Relief flickered in his eyes at the question I hadn’t asked.
‘I don’t know, and that’s the honest truth.’
‘You told the inquest you weren’t there on the Monday morning when the carter came to take the crates away. Was that true?’
‘Yes.’
‘So you wouldn’t have noticed then that there was an extra crate. You said you glanced through the window at them on Sunday
night, after you’d sent Handy packing. But Handy wasn’t there. Are you still claiming you looked through the window at the
crates?’
‘I did, yes, just to check.’
‘And the door was padlocked?’
‘Yes.’
‘You said everything seemed to be in order. Was that true?’
‘It was only a quick glance.’
He’d said that he was no good at lies. It was true. I could tell he was keeping something back.
‘So were there the right number of crates then–no extra one?’
He hesitated.
‘I’m not sure. I told you, I only glanced.’
‘So you can’t be sure?’
‘No.’
‘Could anybody have put an extra crate in there without your knowing about it? You’re a careful steward. You keep an eye on
things.’
He said nothing.
‘And what about the padlock on the door?’ I said. ‘Who keeps the key to it?’
‘The keys to the outhouses hang on a hook just inside the scullery door.’
No hesitation this time. He was glad to have a question he could answer easily.
‘So anybody in the household could have known about the key and used it?’
‘Anybody, yes.’
‘But it would have made a noise, wouldn’t it?
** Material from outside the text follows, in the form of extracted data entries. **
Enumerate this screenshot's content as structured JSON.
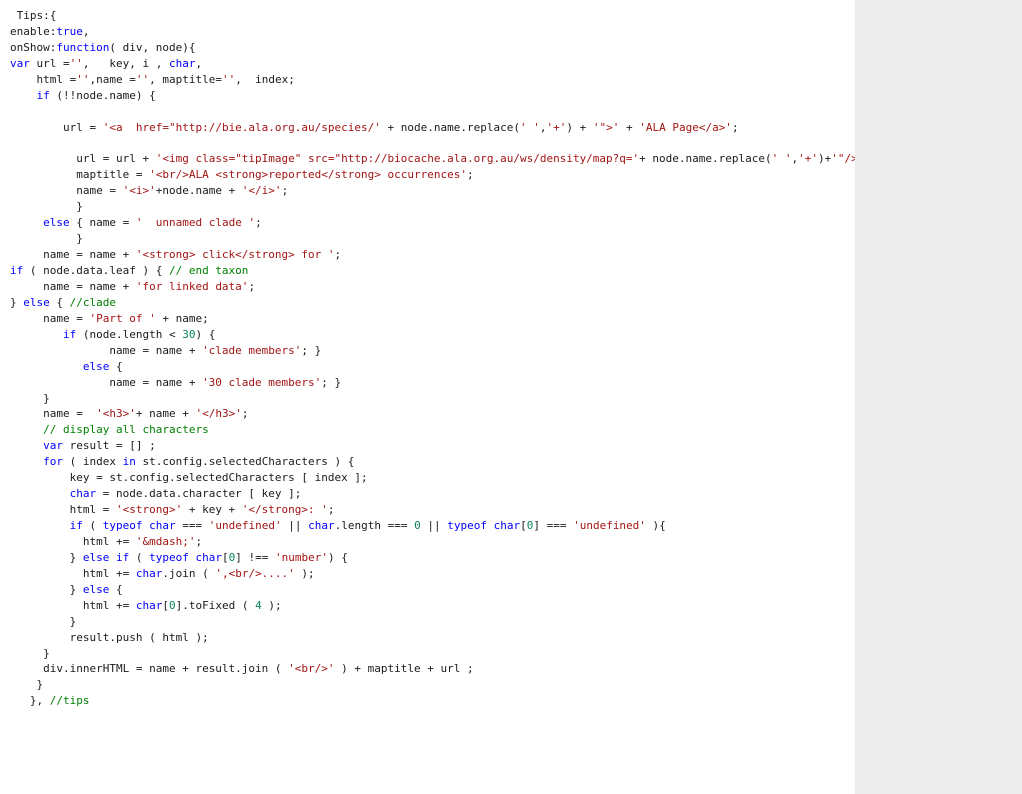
{
  "code_tokens": [
    {
      "indent": " ",
      "parts": [
        {
          "t": "Tips:{",
          "c": "p"
        }
      ]
    },
    {
      "indent": "",
      "parts": [
        {
          "t": "enable:",
          "c": "p"
        },
        {
          "t": "true",
          "c": "b"
        },
        {
          "t": ",",
          "c": "p"
        }
      ]
    },
    {
      "indent": "",
      "parts": [
        {
          "t": "onShow:",
          "c": "p"
        },
        {
          "t": "function",
          "c": "k"
        },
        {
          "t": "( div, node){",
          "c": "p"
        }
      ]
    },
    {
      "indent": "",
      "parts": [
        {
          "t": "var",
          "c": "k"
        },
        {
          "t": " url =",
          "c": "p"
        },
        {
          "t": "''",
          "c": "s"
        },
        {
          "t": ",   key, i , ",
          "c": "p"
        },
        {
          "t": "char",
          "c": "k"
        },
        {
          "t": ",",
          "c": "p"
        }
      ]
    },
    {
      "indent": "    ",
      "parts": [
        {
          "t": "html =",
          "c": "p"
        },
        {
          "t": "''",
          "c": "s"
        },
        {
          "t": ",name =",
          "c": "p"
        },
        {
          "t": "''",
          "c": "s"
        },
        {
          "t": ", maptitle=",
          "c": "p"
        },
        {
          "t": "''",
          "c": "s"
        },
        {
          "t": ",  index;",
          "c": "p"
        }
      ]
    },
    {
      "indent": "    ",
      "parts": [
        {
          "t": "if",
          "c": "k"
        },
        {
          "t": " (!!node.name) {",
          "c": "p"
        }
      ]
    },
    {
      "indent": "",
      "parts": []
    },
    {
      "indent": "        ",
      "parts": [
        {
          "t": "url = ",
          "c": "p"
        },
        {
          "t": "'<a  href=\"http://bie.ala.org.au/species/'",
          "c": "s"
        },
        {
          "t": " + node.name.replace(",
          "c": "p"
        },
        {
          "t": "' '",
          "c": "s"
        },
        {
          "t": ",",
          "c": "p"
        },
        {
          "t": "'+'",
          "c": "s"
        },
        {
          "t": ") + ",
          "c": "p"
        },
        {
          "t": "'\">'",
          "c": "s"
        },
        {
          "t": " + ",
          "c": "p"
        },
        {
          "t": "'ALA Page</a>'",
          "c": "s"
        },
        {
          "t": ";",
          "c": "p"
        }
      ]
    },
    {
      "indent": "",
      "parts": []
    },
    {
      "indent": "          ",
      "parts": [
        {
          "t": "url = url + ",
          "c": "p"
        },
        {
          "t": "'<img class=\"tipImage\" src=\"http://biocache.ala.org.au/ws/density/map?q='",
          "c": "s"
        },
        {
          "t": "+ node.name.replace(",
          "c": "p"
        },
        {
          "t": "' '",
          "c": "s"
        },
        {
          "t": ",",
          "c": "p"
        },
        {
          "t": "'+'",
          "c": "s"
        },
        {
          "t": ")+",
          "c": "p"
        },
        {
          "t": "'\"/>'",
          "c": "s"
        },
        {
          "t": ";",
          "c": "p"
        }
      ]
    },
    {
      "indent": "          ",
      "parts": [
        {
          "t": "maptitle = ",
          "c": "p"
        },
        {
          "t": "'<br/>ALA <strong>reported</strong> occurrences'",
          "c": "s"
        },
        {
          "t": ";",
          "c": "p"
        }
      ]
    },
    {
      "indent": "          ",
      "parts": [
        {
          "t": "name = ",
          "c": "p"
        },
        {
          "t": "'<i>'",
          "c": "s"
        },
        {
          "t": "+node.name + ",
          "c": "p"
        },
        {
          "t": "'</i>'",
          "c": "s"
        },
        {
          "t": ";",
          "c": "p"
        }
      ]
    },
    {
      "indent": "          ",
      "parts": [
        {
          "t": "}",
          "c": "p"
        }
      ]
    },
    {
      "indent": "     ",
      "parts": [
        {
          "t": "else",
          "c": "k"
        },
        {
          "t": " { name = ",
          "c": "p"
        },
        {
          "t": "'  unnamed clade '",
          "c": "s"
        },
        {
          "t": ";",
          "c": "p"
        }
      ]
    },
    {
      "indent": "          ",
      "parts": [
        {
          "t": "}",
          "c": "p"
        }
      ]
    },
    {
      "indent": "     ",
      "parts": [
        {
          "t": "name = name + ",
          "c": "p"
        },
        {
          "t": "'<strong> click</strong> for '",
          "c": "s"
        },
        {
          "t": ";",
          "c": "p"
        }
      ]
    },
    {
      "indent": "",
      "parts": [
        {
          "t": "if",
          "c": "k"
        },
        {
          "t": " ( node.data.leaf ) { ",
          "c": "p"
        },
        {
          "t": "// end taxon",
          "c": "c"
        }
      ]
    },
    {
      "indent": "     ",
      "parts": [
        {
          "t": "name = name + ",
          "c": "p"
        },
        {
          "t": "'for linked data'",
          "c": "s"
        },
        {
          "t": ";",
          "c": "p"
        }
      ]
    },
    {
      "indent": "",
      "parts": [
        {
          "t": "} ",
          "c": "p"
        },
        {
          "t": "else",
          "c": "k"
        },
        {
          "t": " { ",
          "c": "p"
        },
        {
          "t": "//clade",
          "c": "c"
        }
      ]
    },
    {
      "indent": "     ",
      "parts": [
        {
          "t": "name = ",
          "c": "p"
        },
        {
          "t": "'Part of '",
          "c": "s"
        },
        {
          "t": " + name;",
          "c": "p"
        }
      ]
    },
    {
      "indent": "        ",
      "parts": [
        {
          "t": "if",
          "c": "k"
        },
        {
          "t": " (node.length < ",
          "c": "p"
        },
        {
          "t": "30",
          "c": "n"
        },
        {
          "t": ") {",
          "c": "p"
        }
      ]
    },
    {
      "indent": "               ",
      "parts": [
        {
          "t": "name = name + ",
          "c": "p"
        },
        {
          "t": "'clade members'",
          "c": "s"
        },
        {
          "t": "; }",
          "c": "p"
        }
      ]
    },
    {
      "indent": "           ",
      "parts": [
        {
          "t": "else",
          "c": "k"
        },
        {
          "t": " {",
          "c": "p"
        }
      ]
    },
    {
      "indent": "               ",
      "parts": [
        {
          "t": "name = name + ",
          "c": "p"
        },
        {
          "t": "'30 clade members'",
          "c": "s"
        },
        {
          "t": "; }",
          "c": "p"
        }
      ]
    },
    {
      "indent": "     ",
      "parts": [
        {
          "t": "}",
          "c": "p"
        }
      ]
    },
    {
      "indent": "     ",
      "parts": [
        {
          "t": "name =  ",
          "c": "p"
        },
        {
          "t": "'<h3>'",
          "c": "s"
        },
        {
          "t": "+ name + ",
          "c": "p"
        },
        {
          "t": "'</h3>'",
          "c": "s"
        },
        {
          "t": ";",
          "c": "p"
        }
      ]
    },
    {
      "indent": "     ",
      "parts": [
        {
          "t": "// display all characters",
          "c": "c"
        }
      ]
    },
    {
      "indent": "     ",
      "parts": [
        {
          "t": "var",
          "c": "k"
        },
        {
          "t": " result = [] ;",
          "c": "p"
        }
      ]
    },
    {
      "indent": "     ",
      "parts": [
        {
          "t": "for",
          "c": "k"
        },
        {
          "t": " ( index ",
          "c": "p"
        },
        {
          "t": "in",
          "c": "k"
        },
        {
          "t": " st.config.selectedCharacters ) {",
          "c": "p"
        }
      ]
    },
    {
      "indent": "         ",
      "parts": [
        {
          "t": "key = st.config.selectedCharacters [ index ];",
          "c": "p"
        }
      ]
    },
    {
      "indent": "         ",
      "parts": [
        {
          "t": "char",
          "c": "k"
        },
        {
          "t": " = node.data.character [ key ];",
          "c": "p"
        }
      ]
    },
    {
      "indent": "         ",
      "parts": [
        {
          "t": "html = ",
          "c": "p"
        },
        {
          "t": "'<strong>'",
          "c": "s"
        },
        {
          "t": " + key + ",
          "c": "p"
        },
        {
          "t": "'</strong>: '",
          "c": "s"
        },
        {
          "t": ";",
          "c": "p"
        }
      ]
    },
    {
      "indent": "         ",
      "parts": [
        {
          "t": "if",
          "c": "k"
        },
        {
          "t": " ( ",
          "c": "p"
        },
        {
          "t": "typeof",
          "c": "k"
        },
        {
          "t": " ",
          "c": "p"
        },
        {
          "t": "char",
          "c": "k"
        },
        {
          "t": " === ",
          "c": "p"
        },
        {
          "t": "'undefined'",
          "c": "s"
        },
        {
          "t": " || ",
          "c": "p"
        },
        {
          "t": "char",
          "c": "k"
        },
        {
          "t": ".length === ",
          "c": "p"
        },
        {
          "t": "0",
          "c": "n"
        },
        {
          "t": " || ",
          "c": "p"
        },
        {
          "t": "typeof",
          "c": "k"
        },
        {
          "t": " ",
          "c": "p"
        },
        {
          "t": "char",
          "c": "k"
        },
        {
          "t": "[",
          "c": "p"
        },
        {
          "t": "0",
          "c": "n"
        },
        {
          "t": "] === ",
          "c": "p"
        },
        {
          "t": "'undefined'",
          "c": "s"
        },
        {
          "t": " ){",
          "c": "p"
        }
      ]
    },
    {
      "indent": "           ",
      "parts": [
        {
          "t": "html += ",
          "c": "p"
        },
        {
          "t": "'&mdash;'",
          "c": "s"
        },
        {
          "t": ";",
          "c": "p"
        }
      ]
    },
    {
      "indent": "         ",
      "parts": [
        {
          "t": "} ",
          "c": "p"
        },
        {
          "t": "else",
          "c": "k"
        },
        {
          "t": " ",
          "c": "p"
        },
        {
          "t": "if",
          "c": "k"
        },
        {
          "t": " ( ",
          "c": "p"
        },
        {
          "t": "typeof",
          "c": "k"
        },
        {
          "t": " ",
          "c": "p"
        },
        {
          "t": "char",
          "c": "k"
        },
        {
          "t": "[",
          "c": "p"
        },
        {
          "t": "0",
          "c": "n"
        },
        {
          "t": "] !== ",
          "c": "p"
        },
        {
          "t": "'number'",
          "c": "s"
        },
        {
          "t": ") {",
          "c": "p"
        }
      ]
    },
    {
      "indent": "           ",
      "parts": [
        {
          "t": "html += ",
          "c": "p"
        },
        {
          "t": "char",
          "c": "k"
        },
        {
          "t": ".join ( ",
          "c": "p"
        },
        {
          "t": "',<br/>....'",
          "c": "s"
        },
        {
          "t": " );",
          "c": "p"
        }
      ]
    },
    {
      "indent": "         ",
      "parts": [
        {
          "t": "} ",
          "c": "p"
        },
        {
          "t": "else",
          "c": "k"
        },
        {
          "t": " {",
          "c": "p"
        }
      ]
    },
    {
      "indent": "           ",
      "parts": [
        {
          "t": "html += ",
          "c": "p"
        },
        {
          "t": "char",
          "c": "k"
        },
        {
          "t": "[",
          "c": "p"
        },
        {
          "t": "0",
          "c": "n"
        },
        {
          "t": "].toFixed ( ",
          "c": "p"
        },
        {
          "t": "4",
          "c": "n"
        },
        {
          "t": " );",
          "c": "p"
        }
      ]
    },
    {
      "indent": "         ",
      "parts": [
        {
          "t": "}",
          "c": "p"
        }
      ]
    },
    {
      "indent": "         ",
      "parts": [
        {
          "t": "result.push ( html );",
          "c": "p"
        }
      ]
    },
    {
      "indent": "     ",
      "parts": [
        {
          "t": "}",
          "c": "p"
        }
      ]
    },
    {
      "indent": "     ",
      "parts": [
        {
          "t": "div.innerHTML = name + result.join ( ",
          "c": "p"
        },
        {
          "t": "'<br/>'",
          "c": "s"
        },
        {
          "t": " ) + maptitle + url ;",
          "c": "p"
        }
      ]
    },
    {
      "indent": "    ",
      "parts": [
        {
          "t": "}",
          "c": "p"
        }
      ]
    },
    {
      "indent": "   ",
      "parts": [
        {
          "t": "}, ",
          "c": "p"
        },
        {
          "t": "//tips",
          "c": "c"
        }
      ]
    }
  ]
}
The door opening, a crate being carried in. Wouldn’t somebody have heard?’
‘We all go to bed quite early. Her ladyship doesn’t keep us up.’
‘So you’re saying it would’ve had to be brought in after most people were in bed?’
‘I’m not saying anything. I don’t know.’
There was stubbornness as well as distress in his voice. I got up and opened the window on the garden. A bumblebee blundered
in. Mr Whiteley’s eyes followed it.
‘I suppose Simon Handy knew in advance that the armour was going up to London,’ I said.
‘Yes, I doubt he cared about it, though. It all had to be carried down and cleaned and dusted, but he didn’t do a hand’s turn
to help. He never did. Thought it was beneath him, I expect.’
Now he thought we’d moved away from a dangerous area, Mr Whiteley was more willing to talk.
‘So he was idle?’ I said.
‘Bone idle. I never saw him put his hand to anything useful all the weeks he was here. He told me he was a valet. I said there
was no gentleman in residence to valet for, so he’d better make himself useful in other ways. He never did.’
‘And yet he was complaining of being given too much work to do,’ I said.
‘What!’
Mr Whiteley’s mouth fell open. I quoted Violet’s words without letting him know they came from her.
‘He said he was being asked to do too much and it wasn’t fair on a man.’
‘That’s nonsense. I’ve never known a man do less.’
His indignation was genuine, his cheeks flushed.
‘So what do you think he meant?’ I said.
‘Goodness knows.’
‘Could he have been working for somebody else?’
‘I doubt it. It’s true he’d be away for days on end, but I can’t see that one doing honest work anywhere. Besides, there’s
not much call for valets round here.’
‘It occurred to me that somebody might be paying him to report on what was happening at the hall,’ I said.
I watched as he turned it over in his mind. He didn’t hurry to deny it.
‘Why do you think that?’ he said at last. ‘Something I found out in London.’